Bank of America has changed its stance on Apple's shares by upgrading it from "neutral" to "buy," with analysts suggesting the current state of the iPhone producer's stock "presents opportunity" with multiple prospects for growth from healthcare and the Services business.
February's rebound of Apple's shares in February following the stock market's pessimism after the first quarter results is seeming to continue, based on an investor note from Bank of America. The drop in share price has made the Bank of America's Wamsi Mohan optimistic about the company, with the low cost per share making it an attractive purchase.
After downgrading the stock at the start of November to "neutral," the change in status to "buy" is accompanied by a new price target. While previously it was offering a 12-month price target of $180, it has been increased to $210.
"AAPL stock is down 26 percent from its peak and up 9 percent year-to-date," writes Mohan. "Our scenario analysis suggests that shares are discounting a 'declining hardware' scenario and the debate hinges on the lead time trajectory."
While the lack in growth of iPhone sales in the last quarter's results have shaken investors, Mohan suggests "weakness in hardware is not entirely structural," with the new price target based on "flat" hardware sales and "somewhat slower than historical growth in Services."
In backing up the "buy" status, Bank of America offers a list of eight reasons why Apple is a good deal, including the "stability of supply chain order cuts" as well as growth across multiple sectors, including healthcare and wearables. An "increasing Services penetration" is also cited, with the relatively reliable growth of the arm being a high point in Apple's balance sheet.
Apple's issues in China may also get some relief, the bank suggests, with some of the weakness in the valuable market attributable to a strong U.S. dollar. A rebound of China's yuan will help Apple's prospects in the country.
2 Comments
I agree with Buffet -- there are no bargains out there -- at least not in the west.
The stock market is still controlled by low interest rates and excess liquidity. And, we saw in December how powerful that effect was when the Fed Chair let a single comment slip out -- and the whole market did an imitation of a Boeing 737-8. Now it is trying to tell itself that "the Fed learned its lesson and will keep supporting us with low rates". But, the Fed is not saying anything of the kind. They ARE saying they are pausing the increases for a bit (But still sopping up excess liquidity at the rate of $50B a month).
The other false assumption is that Trump has intimidated the Fed into making him look good. But, on Sunday, Powell pretty much flipped him the bird. So, don't count on that either.

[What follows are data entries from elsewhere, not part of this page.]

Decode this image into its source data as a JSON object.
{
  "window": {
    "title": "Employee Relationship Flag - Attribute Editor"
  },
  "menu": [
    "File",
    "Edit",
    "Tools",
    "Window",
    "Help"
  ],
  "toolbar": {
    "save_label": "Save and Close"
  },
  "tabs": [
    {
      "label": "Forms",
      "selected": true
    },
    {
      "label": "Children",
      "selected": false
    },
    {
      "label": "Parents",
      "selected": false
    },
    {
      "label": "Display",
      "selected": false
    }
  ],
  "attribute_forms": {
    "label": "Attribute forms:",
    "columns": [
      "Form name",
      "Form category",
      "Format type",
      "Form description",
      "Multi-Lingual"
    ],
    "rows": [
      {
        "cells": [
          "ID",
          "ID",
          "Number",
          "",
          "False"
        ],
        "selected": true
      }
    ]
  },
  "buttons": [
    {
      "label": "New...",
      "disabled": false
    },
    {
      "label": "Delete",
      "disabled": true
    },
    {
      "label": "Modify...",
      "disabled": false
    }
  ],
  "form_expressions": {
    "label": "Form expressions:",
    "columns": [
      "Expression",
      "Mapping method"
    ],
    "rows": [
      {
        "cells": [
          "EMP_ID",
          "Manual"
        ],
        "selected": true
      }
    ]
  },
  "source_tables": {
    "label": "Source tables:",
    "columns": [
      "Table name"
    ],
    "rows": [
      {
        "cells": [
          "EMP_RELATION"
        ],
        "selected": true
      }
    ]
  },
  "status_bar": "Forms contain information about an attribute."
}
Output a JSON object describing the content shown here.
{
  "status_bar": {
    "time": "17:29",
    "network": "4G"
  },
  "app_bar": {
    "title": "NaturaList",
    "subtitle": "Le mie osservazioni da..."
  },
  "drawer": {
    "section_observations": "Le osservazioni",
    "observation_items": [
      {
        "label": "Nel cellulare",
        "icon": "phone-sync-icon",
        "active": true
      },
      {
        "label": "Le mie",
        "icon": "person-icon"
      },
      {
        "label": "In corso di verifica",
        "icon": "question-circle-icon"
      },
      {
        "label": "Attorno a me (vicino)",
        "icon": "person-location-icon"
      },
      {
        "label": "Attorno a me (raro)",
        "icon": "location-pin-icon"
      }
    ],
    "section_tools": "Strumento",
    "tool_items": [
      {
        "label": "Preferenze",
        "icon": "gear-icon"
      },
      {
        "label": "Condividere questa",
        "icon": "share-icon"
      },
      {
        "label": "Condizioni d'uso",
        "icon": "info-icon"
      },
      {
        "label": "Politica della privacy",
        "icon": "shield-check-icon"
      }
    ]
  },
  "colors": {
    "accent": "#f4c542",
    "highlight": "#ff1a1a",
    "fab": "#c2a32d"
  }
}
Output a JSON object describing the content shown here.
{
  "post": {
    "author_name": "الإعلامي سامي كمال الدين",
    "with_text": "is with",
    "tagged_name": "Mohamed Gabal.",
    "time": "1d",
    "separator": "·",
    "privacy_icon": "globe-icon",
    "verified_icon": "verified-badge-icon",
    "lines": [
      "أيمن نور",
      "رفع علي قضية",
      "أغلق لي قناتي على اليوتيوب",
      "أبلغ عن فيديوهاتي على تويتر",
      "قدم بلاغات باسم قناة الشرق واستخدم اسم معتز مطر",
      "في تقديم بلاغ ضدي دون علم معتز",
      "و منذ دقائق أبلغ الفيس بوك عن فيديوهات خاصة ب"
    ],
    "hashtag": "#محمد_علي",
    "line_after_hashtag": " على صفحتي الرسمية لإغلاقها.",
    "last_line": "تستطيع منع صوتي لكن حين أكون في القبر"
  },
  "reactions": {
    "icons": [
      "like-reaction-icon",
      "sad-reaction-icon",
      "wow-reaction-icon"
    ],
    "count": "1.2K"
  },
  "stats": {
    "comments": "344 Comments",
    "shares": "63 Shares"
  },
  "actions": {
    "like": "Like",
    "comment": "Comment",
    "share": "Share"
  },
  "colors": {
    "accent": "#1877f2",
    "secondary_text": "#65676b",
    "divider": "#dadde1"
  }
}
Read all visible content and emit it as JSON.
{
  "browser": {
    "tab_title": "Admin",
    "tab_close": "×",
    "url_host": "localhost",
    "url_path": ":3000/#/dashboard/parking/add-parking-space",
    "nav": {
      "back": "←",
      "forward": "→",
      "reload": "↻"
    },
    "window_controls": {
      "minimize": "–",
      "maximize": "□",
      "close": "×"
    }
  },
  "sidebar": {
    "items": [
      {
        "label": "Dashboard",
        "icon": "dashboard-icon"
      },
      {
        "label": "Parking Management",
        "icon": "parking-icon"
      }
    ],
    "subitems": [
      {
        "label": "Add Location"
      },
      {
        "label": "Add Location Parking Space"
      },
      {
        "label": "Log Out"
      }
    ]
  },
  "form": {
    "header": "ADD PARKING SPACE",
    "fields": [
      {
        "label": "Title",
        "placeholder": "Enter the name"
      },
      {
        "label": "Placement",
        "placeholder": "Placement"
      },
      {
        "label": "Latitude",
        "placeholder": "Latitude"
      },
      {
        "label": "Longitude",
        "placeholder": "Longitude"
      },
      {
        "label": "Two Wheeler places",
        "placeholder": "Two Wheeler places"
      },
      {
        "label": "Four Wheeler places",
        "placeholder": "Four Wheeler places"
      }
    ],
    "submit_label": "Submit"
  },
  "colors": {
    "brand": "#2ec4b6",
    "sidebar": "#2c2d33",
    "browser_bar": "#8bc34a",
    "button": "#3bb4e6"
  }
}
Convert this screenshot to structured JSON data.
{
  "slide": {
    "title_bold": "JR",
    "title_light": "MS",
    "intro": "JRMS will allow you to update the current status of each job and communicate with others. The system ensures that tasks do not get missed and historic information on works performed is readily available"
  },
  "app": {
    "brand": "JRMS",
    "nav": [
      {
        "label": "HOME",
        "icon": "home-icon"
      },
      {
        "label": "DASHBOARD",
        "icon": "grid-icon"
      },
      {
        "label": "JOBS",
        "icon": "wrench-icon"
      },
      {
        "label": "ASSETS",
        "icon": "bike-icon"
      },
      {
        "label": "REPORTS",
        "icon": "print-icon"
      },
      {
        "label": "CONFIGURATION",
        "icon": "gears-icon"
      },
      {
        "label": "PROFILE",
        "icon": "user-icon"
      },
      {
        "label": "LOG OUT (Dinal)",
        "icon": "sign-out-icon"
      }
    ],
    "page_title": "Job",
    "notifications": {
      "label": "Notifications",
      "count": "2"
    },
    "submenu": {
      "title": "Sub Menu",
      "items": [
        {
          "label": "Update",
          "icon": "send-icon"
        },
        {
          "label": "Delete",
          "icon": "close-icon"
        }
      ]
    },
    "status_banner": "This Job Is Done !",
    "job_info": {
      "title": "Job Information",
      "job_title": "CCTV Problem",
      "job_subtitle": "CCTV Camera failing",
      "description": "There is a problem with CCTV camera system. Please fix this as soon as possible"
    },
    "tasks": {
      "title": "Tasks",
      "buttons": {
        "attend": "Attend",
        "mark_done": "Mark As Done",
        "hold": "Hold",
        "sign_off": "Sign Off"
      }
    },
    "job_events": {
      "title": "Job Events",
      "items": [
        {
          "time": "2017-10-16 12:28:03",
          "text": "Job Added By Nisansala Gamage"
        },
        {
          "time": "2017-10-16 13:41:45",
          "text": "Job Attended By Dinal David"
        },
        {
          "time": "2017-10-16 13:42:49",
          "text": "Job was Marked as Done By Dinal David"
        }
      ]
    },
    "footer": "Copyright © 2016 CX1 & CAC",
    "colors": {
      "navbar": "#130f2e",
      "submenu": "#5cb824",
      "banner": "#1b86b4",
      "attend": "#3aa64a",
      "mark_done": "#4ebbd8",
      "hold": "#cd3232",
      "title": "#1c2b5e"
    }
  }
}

And yes, Apple is just another fish swimming in the pond. Yes, it's a very big fish. But it's still just another fish swimming in a pond that is drying up.
I bought my APPL stock at $119 and dumped it at $190 so it was a very good run, but I have major concerns about Apple moving forward, mostly the lack of innovation - the annual iPhone reveals are real snoozers now - they need new management blood and bring new hardware to market like Jobs did with the iPad, which came out of left field.